Christopher Columbustein

Dr. Livingstein, I presume

One of my favorite stories from going to a Jewish elementary and middle school, besides dressing up as Axl Rose in 4th grade for Purim (the Jewish version of Halloween, has to do with Columbus Day. By way of background, at my school I was under the impression that Jews were basically at the center of the world's history. For instance, in my history classes, I never learned about minor things like, oh, I don't know, THE BIRTH OF CHRIST, CHRISTIANITY, THE MIDDLE AGES, the inquisition, and other things that were less important than learning about what Rabbi Shmuel Eliezer ben Yehuda Abraham Noah David the Third said about whether the whale in which Jonah stayed for 3 days was literal or figurative. This obviously resulted in a later rubber band effect and my becoming obsessed with Christianity, practically majoring in it in college, working as a docent at the Cloisters Museum filled with medieval art, and collecting Jesus figurines.

In any event, we never got off for Columbus Day based on the argument that Columbus would have wanted the kids to be in school on his day. But in honor it, my sixth grade teacher Mrs. Malkin passed out a article which we were to read silently at our desk, the main thesis of the article being that CHRISTOPHER COLUMBUS WAS JEWISH. That's right, I was expected to now believe, and would be quizzed on, that Christopher Columbus was probably born Jason Rosenblatt and that he just shrewdly assumed the named Christopher Columbus so that no one except Jewish historians in the 1990s would ever suspect his true identity.

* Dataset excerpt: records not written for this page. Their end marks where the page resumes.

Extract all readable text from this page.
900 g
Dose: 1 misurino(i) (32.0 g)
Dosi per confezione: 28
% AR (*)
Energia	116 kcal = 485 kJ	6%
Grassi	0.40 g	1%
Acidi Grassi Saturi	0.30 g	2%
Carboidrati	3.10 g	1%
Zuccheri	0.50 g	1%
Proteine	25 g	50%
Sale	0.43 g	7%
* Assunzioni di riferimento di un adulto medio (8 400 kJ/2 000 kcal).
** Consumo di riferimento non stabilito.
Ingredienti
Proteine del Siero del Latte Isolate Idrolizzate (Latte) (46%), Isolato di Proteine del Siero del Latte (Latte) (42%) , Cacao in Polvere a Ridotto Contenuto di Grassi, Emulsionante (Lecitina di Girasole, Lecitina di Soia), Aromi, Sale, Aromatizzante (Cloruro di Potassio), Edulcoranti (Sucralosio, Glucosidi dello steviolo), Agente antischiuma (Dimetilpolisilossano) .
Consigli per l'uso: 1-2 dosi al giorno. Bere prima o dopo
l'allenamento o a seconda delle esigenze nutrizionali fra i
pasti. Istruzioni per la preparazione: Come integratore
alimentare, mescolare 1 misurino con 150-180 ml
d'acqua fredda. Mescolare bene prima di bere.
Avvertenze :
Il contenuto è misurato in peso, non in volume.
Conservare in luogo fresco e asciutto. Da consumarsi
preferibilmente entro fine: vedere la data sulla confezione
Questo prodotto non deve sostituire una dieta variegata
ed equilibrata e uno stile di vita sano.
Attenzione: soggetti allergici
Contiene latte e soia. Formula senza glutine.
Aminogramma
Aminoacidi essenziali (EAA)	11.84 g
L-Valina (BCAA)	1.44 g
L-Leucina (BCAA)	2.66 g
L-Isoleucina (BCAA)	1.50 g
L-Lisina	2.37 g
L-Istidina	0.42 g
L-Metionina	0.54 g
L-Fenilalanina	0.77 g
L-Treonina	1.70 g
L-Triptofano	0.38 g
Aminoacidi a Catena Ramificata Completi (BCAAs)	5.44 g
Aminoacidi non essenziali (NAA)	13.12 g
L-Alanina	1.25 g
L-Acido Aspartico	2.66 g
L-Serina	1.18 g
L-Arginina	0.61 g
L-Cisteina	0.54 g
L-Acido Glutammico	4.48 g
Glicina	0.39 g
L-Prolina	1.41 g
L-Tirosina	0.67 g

I think it should now be clear why, when given the option of transferring to public school in 9th grade, I IMMEDIATELY took my parents up on this.

2 comments:

Above14thSt said...

I heard he was financed by Jews, but that's it.

Maria said...

when i was in a yeshiva in the 5th grade, the teacher told us that Albany is the capital of the United States and that the whole DC thing is a widely propagated "myth." Needless to say, I went to a secular school for 6th grade.